Tuesday, February 15, 2005

(Meet) The Electric family

Since this topic seems to generate some feedback, I would like to see how far the truth is in this hypothesis. Okay, so you have a guitar... all right, maybe two... or perhaps three, counting the one that your brother handed down... now what?

Unless your collection consists of brands like Gibson, Fender or Rickenbecker, chances are, most of your guitars will sound somewhat similar. It is conventional wisdom that Gibson Les Pauls and PRS guitars are in the same tone category. As are Fender and other brands with similar strat designs. I feel that it's a waste to have redundant guitars so as to make all of my axes equally important, here's what I did.

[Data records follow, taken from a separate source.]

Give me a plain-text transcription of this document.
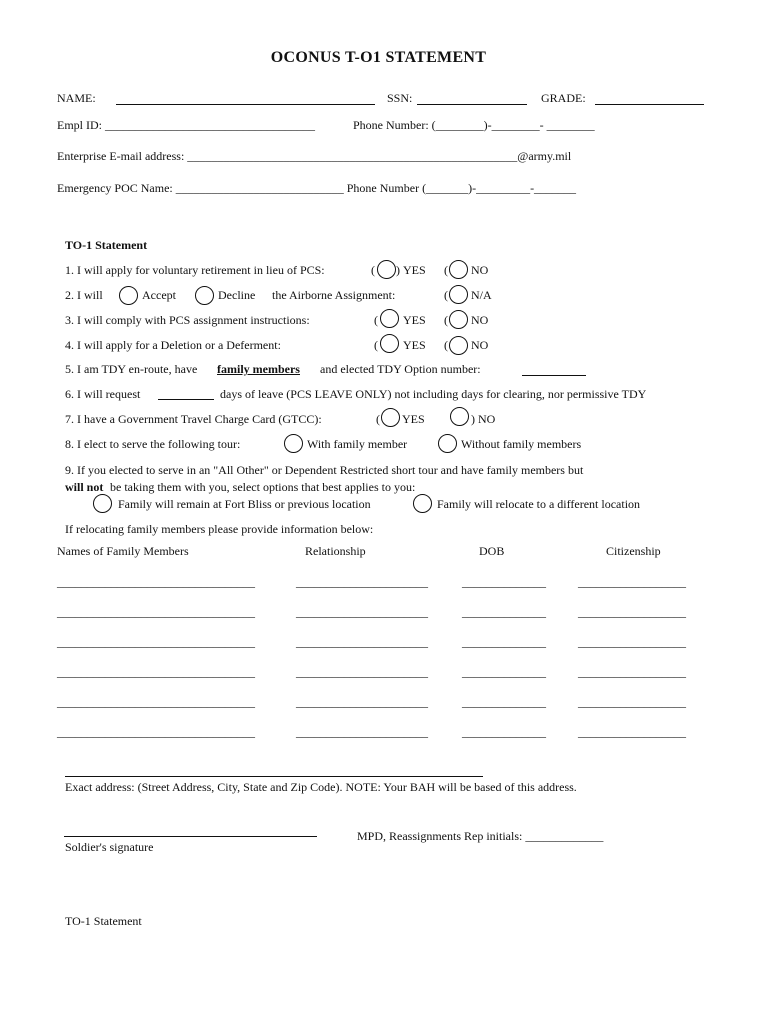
OCONUS T-O1 STATEMENT
NAME:	SSN:	GRADE:
Empl ID: ___________________________________	Phone Number: (________)-________- ________
Enterprise E-mail address: _______________________________________________________@army.mil
Emergency POC Name: ____________________________ Phone Number (_______)-_________-_______
TO-1 Statement
1. I will apply for voluntary retirement in lieu of PCS:	( ) YES ( NO
2. I will	Accept	Decline the Airborne Assignment:	( N/A
3. I will comply with PCS assignment instructions:	( YES ( NO
4. I will apply for a Deletion or a Deferment:	( YES ( NO
5. I am TDY en-route, have family members and elected TDY Option number:
6. I will request	days of leave (PCS LEAVE ONLY) not including days for clearing, nor permissive TDY
7. I have a Government Travel Charge Card (GTCC):	( YES	) NO
8. I elect to serve the following tour:	With family member	Without family members
9. If you elected to serve in an "All Other" or Dependent Restricted short tour and have family members but
will not be taking them with you, select options that best applies to you:
Family will remain at Fort Bliss or previous location	Family will relocate to a different location
If relocating family members please provide information below:
Names of Family Members	Relationship	DOB	Citizenship
_________________________________	______________________	______________	__________________
_________________________________	______________________	______________	__________________
_________________________________	______________________	______________	__________________
_________________________________	______________________	______________	__________________
_________________________________	______________________	______________	__________________
_________________________________	______________________	______________	__________________
Exact address: (Street Address, City, State and Zip Code). NOTE: Your BAH will be based of this address.
Soldier's signature
MPD, Reassignments Rep initials: _____________
TO-1 Statement
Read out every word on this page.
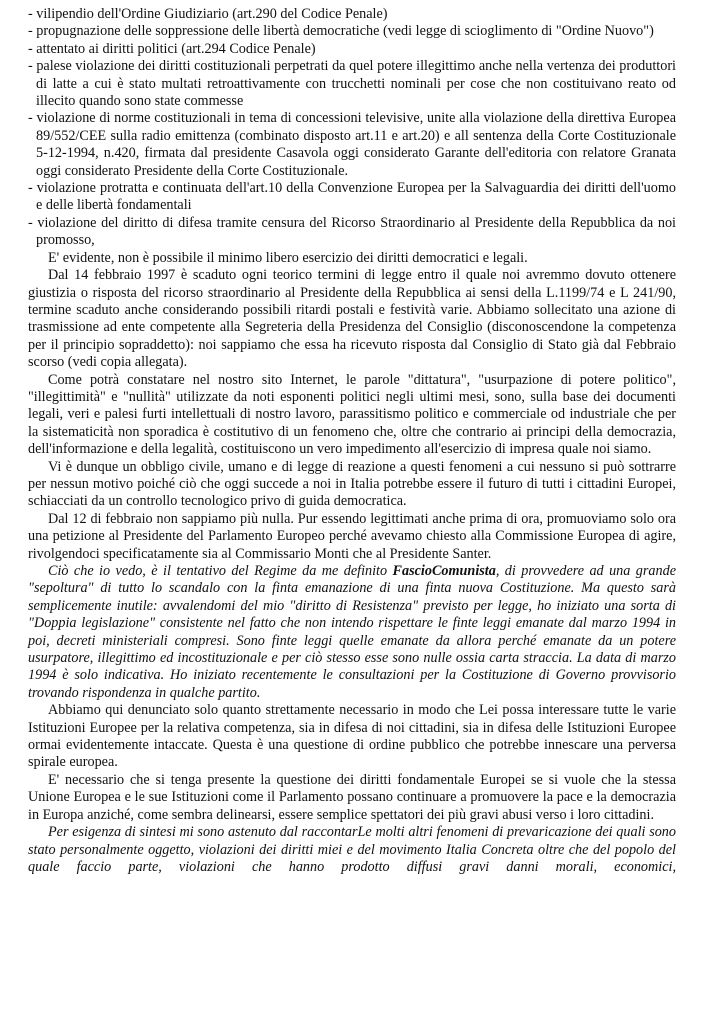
- vilipendio dell'Ordine Giudiziario (art.290 del Codice Penale)

- propugnazione delle soppressione delle libertà democratiche (vedi legge di scioglimento di "Ordine Nuovo")

- attentato ai diritti politici (art.294 Codice Penale)

- palese violazione dei diritti costituzionali perpetrati da quel potere illegittimo anche nella vertenza dei produttori di latte a cui è stato multati retroattivamente con trucchetti nominali per cose che non costituivano reato od illecito quando sono state commesse

- violazione di norme costituzionali in tema di concessioni televisive, unite alla violazione della direttiva Europea 89/552/CEE sulla radio emittenza (combinato disposto art.11 e art.20) e all sentenza della Corte Costituzionale 5-12-1994, n.420, firmata dal presidente Casavola oggi considerato Garante dell'editoria con relatore Granata oggi considerato Presidente della Corte Costituzionale.

- violazione protratta e continuata dell'art.10 della Convenzione Europea per la Salvaguardia dei diritti dell'uomo e delle libertà fondamentali

- violazione del diritto di difesa tramite censura del Ricorso Straordinario al Presidente della Repubblica da noi promosso,

E' evidente, non è possibile il minimo libero esercizio dei diritti democratici e legali.

Dal 14 febbraio 1997 è scaduto ogni teorico termini di legge entro il quale noi avremmo dovuto ottenere giustizia o risposta del ricorso straordinario al Presidente della Repubblica ai sensi della L.1199/74 e L 241/90, termine scaduto anche considerando possibili ritardi postali e festività varie. Abbiamo sollecitato una azione di trasmissione ad ente competente alla Segreteria della Presidenza del Consiglio (disconoscendone la competenza per il principio sopraddetto): noi sappiamo che essa ha ricevuto risposta dal Consiglio di Stato già dal Febbraio scorso (vedi copia allegata).

Come potrà constatare nel nostro sito Internet, le parole "dittatura", "usurpazione di potere politico", "illegittimità" e "nullità" utilizzate da noti esponenti politici negli ultimi mesi, sono, sulla base dei documenti legali, veri e palesi furti intellettuali di nostro lavoro, parassitismo politico e commerciale od industriale che per la sistematicità non sporadica è costitutivo di un fenomeno che, oltre che contrario ai principi della democrazia, dell'informazione e della legalità, costituiscono un vero impedimento all'esercizio di impresa quale noi siamo.

Vi è dunque un obbligo civile, umano e di legge di reazione a questi fenomeni a cui nessuno si può sottrarre per nessun motivo poiché ciò che oggi succede a noi in Italia potrebbe essere il futuro di tutti i cittadini Europei, schiacciati da un controllo tecnologico privo di guida democratica.

Dal 12 di febbraio non sappiamo più nulla. Pur essendo legittimati anche prima di ora, promuoviamo solo ora una petizione al Presidente del Parlamento Europeo perché avevamo chiesto alla Commissione Europea di agire, rivolgendoci specificatamente sia al Commissario Monti che al Presidente Santer.

Ciò che io vedo, è il tentativo del Regime da me definito FascioComunista, di provvedere ad una grande "sepoltura" di tutto lo scandalo con la finta emanazione di una finta nuova Costituzione. Ma questo sarà semplicemente inutile: avvalendomi del mio "diritto di Resistenza" previsto per legge, ho iniziato una sorta di "Doppia legislazione" consistente nel fatto che non intendo rispettare le finte leggi emanate dal marzo 1994 in poi, decreti ministeriali compresi. Sono finte leggi quelle emanate da allora perché emanate da un potere usurpatore, illegittimo ed incostituzionale e per ciò stesso esse sono nulle ossia carta straccia. La data di marzo 1994 è solo indicativa. Ho iniziato recentemente le consultazioni per la Costituzione di Governo provvisorio trovando rispondenza in qualche partito.

Abbiamo qui denunciato solo quanto strettamente necessario in modo che Lei possa interessare tutte le varie Istituzioni Europee per la relativa competenza, sia in difesa di noi cittadini, sia in difesa delle Istituzioni Europee ormai evidentemente intaccate. Questa è una questione di ordine pubblico che potrebbe innescare una perversa spirale europea.

E' necessario che si tenga presente la questione dei diritti fondamentale Europei se si vuole che la stessa Unione Europea e le sue Istituzioni come il Parlamento possano continuare a promuovere la pace e la democrazia in Europa anziché, come sembra delinearsi, essere semplice spettatori dei più gravi abusi verso i loro cittadini.

Per esigenza di sintesi mi sono astenuto dal raccontarLe molti altri fenomeni di prevaricazione dei quali sono stato personalmente oggetto, violazioni dei diritti miei e del movimento Italia Concreta oltre che del popolo del quale faccio parte, violazioni che hanno prodotto diffusi gravi danni morali, economici,
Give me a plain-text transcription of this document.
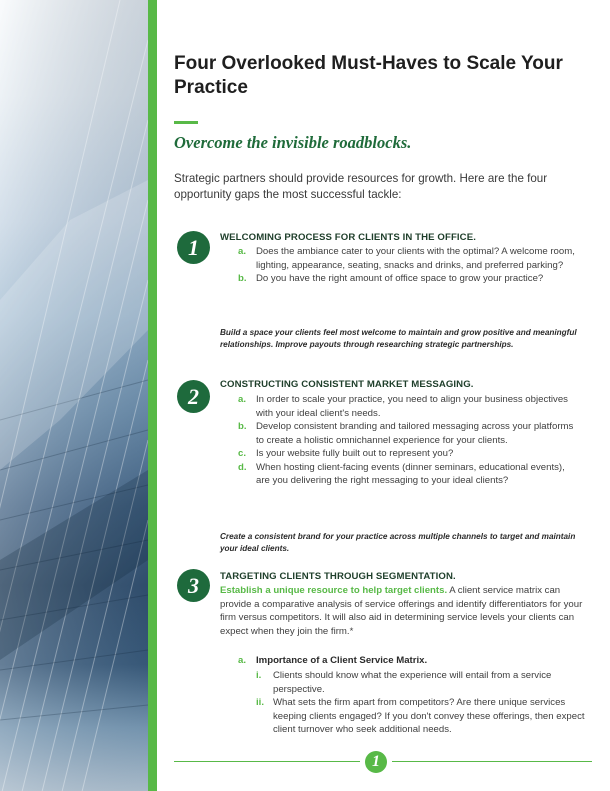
Four Overlooked Must-Haves to Scale Your Practice
Overcome the invisible roadblocks.

Strategic partners should provide resources for growth. Here are the four opportunity gaps the most successful tackle:

1	WELCOMING PROCESS FOR CLIENTS IN THE OFFICE.
a. Does the ambiance cater to your clients with the optimal? A welcome room, lighting, appearance, seating, snacks and drinks, and preferred parking?
b. Do you have the right amount of office space to grow your practice?

Build a space your clients feel most welcome to maintain and grow positive and meaningful relationships. Improve payouts through researching strategic partnerships.

2	CONSTRUCTING CONSISTENT MARKET MESSAGING.
a. In order to scale your practice, you need to align your business objectives with your ideal client's needs.
b. Develop consistent branding and tailored messaging across your platforms to create a holistic omnichannel experience for your clients.
c. Is your website fully built out to represent you?
d. When hosting client-facing events (dinner seminars, educational events), are you delivering the right messaging to your ideal clients?

Create a consistent brand for your practice across multiple channels to target and maintain your ideal clients.

3	TARGETING CLIENTS THROUGH SEGMENTATION.

Establish a unique resource to help target clients. A client service matrix can provide a comparative analysis of service offerings and identify differentiators for your firm versus competitors. It will also aid in determining service levels your clients can expect when they join the firm.*

a. Importance of a Client Service Matrix.
i. Clients should know what the experience will entail from a service perspective.
ii. What sets the firm apart from competitors? Are there unique services keeping clients engaged? If you don't convey these offerings, then expect client turnover who seek additional needs.
1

L-R: Yamaha YG512, Fender Strat Standard, Ibanez RG350DX, Washburn KC-40V, ESP M-107

The Yamaha was recently converted into a baritone guitar (tuned to B-E-A-D-F#-B). Since it is a long-scale guitar, I have not detected any noticable problems with the intonation so far. Note that the second string is tuned to F# and not G, this means, you can use standard fingering.

The Fender is tuned to standard 440 with a hybrid gauge (0.95-0.42). Generally used for clean tones and basic crunch riffs.

The Ibanez is also tuned to standard 440 but strung with mediums (0.10-0.45), used for leads and heavy crunch riffs.

The Washburn is strung with mediums but tuned to E flat. This particular axe is a cross between the Fender and Ibanez. It is possible for me to get both types of sound due to the coil-splitter on the tone pot. Having the E flat tuning shaves off retuning time when I'm in the mood for Gn'R and Simple Plan.

The ESP is a seven-string (tuned B-E-A-D-G-B-E). Coupled with the Yamaha, it makes a great combination whenever someone comes along to jam Nu-Metal.

It's great to have several guitars on the rack and unless you are a staunch believer in monogomy (guitar-wise), be fair to your other babies by giving them specific roles... and only then, the 'switching guitars between songs' is justified. Heh heh.